Cabernet Sauvignon and Blends

- Cabernet Sauvignon has come a long way from its role as a blending varietal, however dominant, in the wines of Bordeaux. Today it is the most planted red varietal in the world. Identified as a descendent of Cabernet Franc and Sauvignon Blanc, the late-ripening Cabernet Sauvignon needs to be planted in warmer climates to fully ripen. Its small berries can easily be identified for their distinctive blue color, thick skins and high tannins. And while the varietal has its own definitive characteristics: green pepper-like aromas and black currant flavors among them, it is perhaps most prized for its ability to convey terroir, vintage and winemaking. A relatively new varietal, Cabernet Sauvignon started making inroads into the wines of the Médoc and Graves in the late-18th century. Today it is also dominant in the up-and-coming Entre-Deux-Mers region of Bordeaux and can also be found in Southwest France. It is the companion varietal to Sangiovese in Italy's Super Tuscans and is planted all over Europe, stretching to lesser-known winegrowing regions like Russia and Lebanon. In the Americas Cabernet Sauvignon has found champions in every nook and cranny of California and among winemakers in Washington, where it complements plantings of Merlot.

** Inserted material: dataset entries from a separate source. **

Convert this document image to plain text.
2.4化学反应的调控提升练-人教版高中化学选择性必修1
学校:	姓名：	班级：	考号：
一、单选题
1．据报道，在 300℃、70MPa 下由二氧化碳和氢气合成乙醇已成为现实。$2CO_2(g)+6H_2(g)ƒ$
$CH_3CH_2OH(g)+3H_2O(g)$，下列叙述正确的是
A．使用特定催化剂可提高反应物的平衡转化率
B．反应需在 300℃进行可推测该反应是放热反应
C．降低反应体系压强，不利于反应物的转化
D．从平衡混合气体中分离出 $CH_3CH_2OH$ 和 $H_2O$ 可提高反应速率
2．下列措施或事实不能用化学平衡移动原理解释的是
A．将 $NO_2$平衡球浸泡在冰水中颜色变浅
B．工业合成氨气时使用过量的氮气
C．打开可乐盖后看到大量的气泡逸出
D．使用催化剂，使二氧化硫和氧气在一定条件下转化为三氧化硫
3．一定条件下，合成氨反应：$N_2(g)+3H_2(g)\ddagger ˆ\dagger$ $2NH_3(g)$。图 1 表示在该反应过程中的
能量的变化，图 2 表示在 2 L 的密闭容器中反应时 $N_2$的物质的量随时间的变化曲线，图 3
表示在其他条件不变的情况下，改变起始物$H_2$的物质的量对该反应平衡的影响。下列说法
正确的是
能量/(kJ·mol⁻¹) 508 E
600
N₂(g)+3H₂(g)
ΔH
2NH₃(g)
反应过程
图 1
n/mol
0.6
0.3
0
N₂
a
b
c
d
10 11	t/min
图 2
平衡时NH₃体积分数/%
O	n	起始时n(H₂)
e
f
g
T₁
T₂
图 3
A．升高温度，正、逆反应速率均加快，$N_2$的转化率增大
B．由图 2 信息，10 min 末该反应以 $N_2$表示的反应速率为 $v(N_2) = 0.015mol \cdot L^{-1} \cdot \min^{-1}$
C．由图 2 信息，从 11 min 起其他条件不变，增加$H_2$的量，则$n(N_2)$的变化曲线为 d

In South America, Cab thrives in Chile, but can also be found in smaller amounts in Argentina and even in Mexico.
Country:

France

- When it comes to wine, France stands alone. No other country can beat it in terms of quality and diversity. And while many of its Region, Bordeaux, Burgundy and Champagne most obviously, produce wine as rare, as sought-after and nearly as expensive as gold, there are just as many obscurities and values to be had from little known appellations throughout the country. To learn everything there is to know about French wine would take a lifetime. To understand and appreciate French wine, one only has to begin tasting them.
Sub-Region:

Bordeaux

Specific Appellation:

Pauillac

- Pauillac is probably the most famous village in Bordeaux. Located between St. Julien and St. Estephe, it has more of the top ranked chateau than the other four appellations of the Haut Medoc. This area has three of the five premier cru classe wineries: Lafite Rothschild, Latour, and Mouton Rothschild. There are two of the top second-growths (Pichon Lalande and Pichon Baron) as well as several outstanding fourth and fifth-growth chateaux including Lynch Bages. Because of the gravely soils and great drainage, Pauillac has the ideal conditions to grow great Cabernet Sauvignon. The wines from this village are some of the longest-lived in Bordeaux.